Betsy Goebel Jones, Ed.D., professor and chair of the Department of Medical Education and professor of family and community medicine at TTUHSC School of Medicine, said other universities, many of which have started similar programs, have closely watched the program.
“The visibility of the program has raised the status of primary care across this institution and others.” Jones said. “Our School of Medicine has become an advocate to help many of the other universities creating their own programs. We field questions regularly from other interested schools, and we work closely with a consortium of nine other medical schools, including New York University; Medical College of Wisconsin; University of California, Davis; University of Louisville; Penn State and others, engaged in implementing and assessing the benefits of accelerated training as a way to reduce student debt and provide more direct pathways to address physician work force needs.”

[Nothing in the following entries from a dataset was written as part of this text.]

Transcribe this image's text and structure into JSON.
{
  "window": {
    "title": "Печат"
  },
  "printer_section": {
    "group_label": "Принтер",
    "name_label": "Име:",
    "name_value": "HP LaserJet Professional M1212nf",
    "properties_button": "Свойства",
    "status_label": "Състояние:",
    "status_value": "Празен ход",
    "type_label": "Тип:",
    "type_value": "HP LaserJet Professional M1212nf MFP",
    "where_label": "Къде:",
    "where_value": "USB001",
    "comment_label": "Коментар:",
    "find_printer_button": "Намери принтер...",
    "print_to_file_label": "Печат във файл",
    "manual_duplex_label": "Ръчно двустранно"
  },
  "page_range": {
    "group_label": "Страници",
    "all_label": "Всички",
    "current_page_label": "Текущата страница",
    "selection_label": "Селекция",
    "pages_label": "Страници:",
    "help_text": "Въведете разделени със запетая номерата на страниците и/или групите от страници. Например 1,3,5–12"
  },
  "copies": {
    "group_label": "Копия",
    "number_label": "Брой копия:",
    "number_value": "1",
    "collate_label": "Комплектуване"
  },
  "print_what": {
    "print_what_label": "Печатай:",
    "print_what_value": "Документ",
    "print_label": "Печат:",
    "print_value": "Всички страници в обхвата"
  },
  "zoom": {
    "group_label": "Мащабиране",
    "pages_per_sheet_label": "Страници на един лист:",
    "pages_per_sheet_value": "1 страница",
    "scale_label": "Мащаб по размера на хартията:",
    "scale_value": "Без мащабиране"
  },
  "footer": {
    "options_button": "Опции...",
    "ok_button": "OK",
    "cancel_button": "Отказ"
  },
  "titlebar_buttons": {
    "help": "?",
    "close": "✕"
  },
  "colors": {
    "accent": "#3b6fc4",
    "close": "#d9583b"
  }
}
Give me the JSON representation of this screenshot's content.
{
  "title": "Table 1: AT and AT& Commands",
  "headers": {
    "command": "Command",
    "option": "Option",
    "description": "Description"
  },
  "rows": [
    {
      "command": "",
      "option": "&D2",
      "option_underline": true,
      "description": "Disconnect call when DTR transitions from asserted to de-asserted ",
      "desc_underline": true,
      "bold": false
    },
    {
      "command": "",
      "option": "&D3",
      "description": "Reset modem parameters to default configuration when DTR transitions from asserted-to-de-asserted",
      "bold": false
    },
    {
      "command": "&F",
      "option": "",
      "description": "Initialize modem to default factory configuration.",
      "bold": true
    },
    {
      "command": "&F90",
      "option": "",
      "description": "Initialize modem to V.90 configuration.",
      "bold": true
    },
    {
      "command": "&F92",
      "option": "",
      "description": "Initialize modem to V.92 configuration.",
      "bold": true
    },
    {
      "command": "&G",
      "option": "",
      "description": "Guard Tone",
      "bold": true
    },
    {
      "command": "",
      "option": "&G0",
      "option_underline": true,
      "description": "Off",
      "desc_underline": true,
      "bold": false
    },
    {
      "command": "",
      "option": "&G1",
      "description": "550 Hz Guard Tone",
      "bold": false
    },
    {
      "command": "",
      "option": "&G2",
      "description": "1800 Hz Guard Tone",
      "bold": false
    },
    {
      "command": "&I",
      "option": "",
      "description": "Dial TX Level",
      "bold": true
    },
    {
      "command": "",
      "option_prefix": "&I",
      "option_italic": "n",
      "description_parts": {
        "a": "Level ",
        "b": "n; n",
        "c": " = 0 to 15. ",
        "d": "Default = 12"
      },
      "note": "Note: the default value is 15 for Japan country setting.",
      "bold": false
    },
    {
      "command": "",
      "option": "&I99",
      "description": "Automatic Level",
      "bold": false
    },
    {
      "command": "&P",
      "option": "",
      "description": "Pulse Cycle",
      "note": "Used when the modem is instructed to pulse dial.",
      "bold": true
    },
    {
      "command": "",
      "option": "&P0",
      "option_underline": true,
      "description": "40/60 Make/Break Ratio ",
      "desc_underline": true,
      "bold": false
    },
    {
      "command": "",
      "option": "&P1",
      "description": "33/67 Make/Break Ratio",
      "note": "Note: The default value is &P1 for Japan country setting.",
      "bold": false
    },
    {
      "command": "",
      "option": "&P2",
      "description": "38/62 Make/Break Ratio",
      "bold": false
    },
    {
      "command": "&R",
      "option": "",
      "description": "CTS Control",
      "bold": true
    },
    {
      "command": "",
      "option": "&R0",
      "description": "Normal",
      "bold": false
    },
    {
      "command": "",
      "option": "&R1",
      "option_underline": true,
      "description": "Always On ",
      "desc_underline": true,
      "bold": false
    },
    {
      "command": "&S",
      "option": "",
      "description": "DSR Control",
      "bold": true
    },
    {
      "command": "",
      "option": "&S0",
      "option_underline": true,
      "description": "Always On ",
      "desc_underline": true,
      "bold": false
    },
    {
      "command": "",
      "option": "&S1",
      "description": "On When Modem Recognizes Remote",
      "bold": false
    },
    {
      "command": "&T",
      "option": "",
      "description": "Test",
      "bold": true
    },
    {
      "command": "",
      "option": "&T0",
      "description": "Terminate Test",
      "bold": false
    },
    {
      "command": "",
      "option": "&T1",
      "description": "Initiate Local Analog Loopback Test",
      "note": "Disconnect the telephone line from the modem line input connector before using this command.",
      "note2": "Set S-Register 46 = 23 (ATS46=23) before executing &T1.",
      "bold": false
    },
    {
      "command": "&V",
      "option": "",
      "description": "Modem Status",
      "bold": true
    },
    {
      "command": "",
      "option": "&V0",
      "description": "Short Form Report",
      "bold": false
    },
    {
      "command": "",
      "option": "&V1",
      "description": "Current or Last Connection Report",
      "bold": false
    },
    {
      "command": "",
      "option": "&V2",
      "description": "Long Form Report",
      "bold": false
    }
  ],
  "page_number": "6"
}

FMAT Inaugural Class - Lubbock Residency
FMAT training began for the first class of students in June 2011; those first eight students graduated from medical school in May 2013, began residency the following July and completed their third and final year of family medicine residency in June 2016. To date, 31 students have graduated from the program and begun family medicine residency. Eighteen additional students are currently in the FMAT program.
“We are especially proud of the careers that our FMAT graduates have chosen because they are going to those communities and settings where their talents are most needed,” Jones added.
Seven of the eight graduates will be in practice in Texas, many in small communities that are medically underserved. One will continue an additional year of training in primary care fellowship.
Sprys will begin working as an attending TTUHSC Family Medicine physician at the Student Wellness Center. Graduating, she said, is bittersweet.
“The FMAT program fosters a great deal of mentorships and friendships,” Sprys said. “I consider so many of my attending physicians mentors and close friends, and the same goes for my classmates. We've been a close-knit group who have rounded in the hospital and sat in lecture together for six years. We've become brothers and sisters and we've been through a great deal of hard work together and we've persevered.”
On the other hand, Sprys said she also feels a sense of relief to graduate.
“Our program hit the ground running,” Sprys said. “We went straight from medical school on a Sunday to residency on a Monday. I can say with confidence on behalf of my peers and myself that we feel prepared to go out in to the world and work as family doctors. I couldn't be more grateful to my attending physicians inside family medicine, specialists, professors and Texas Tech for the opportunity to participate in the FMAT program.”
Berk said FMAT has succeeded in its goal of training more primary care physicians. While the percentage of TTUHSC School of Medicine students matching with family medicine in 2011 was 11.2 percent — close to the national average of 11.4 percent — by 2016, TTUHSC's average rose to 19.5 percent, while the national average remained at 11.6 percent.
“Although the process of maintaining FMAT has been challenging, what has been most satisfying has been the level of performance FMAT graduates have demonstrated as they transition to residency,” Berk said. “FMAT works and meets the goals we set. This first class completed their residency and can be proud they were the first to set the standard.”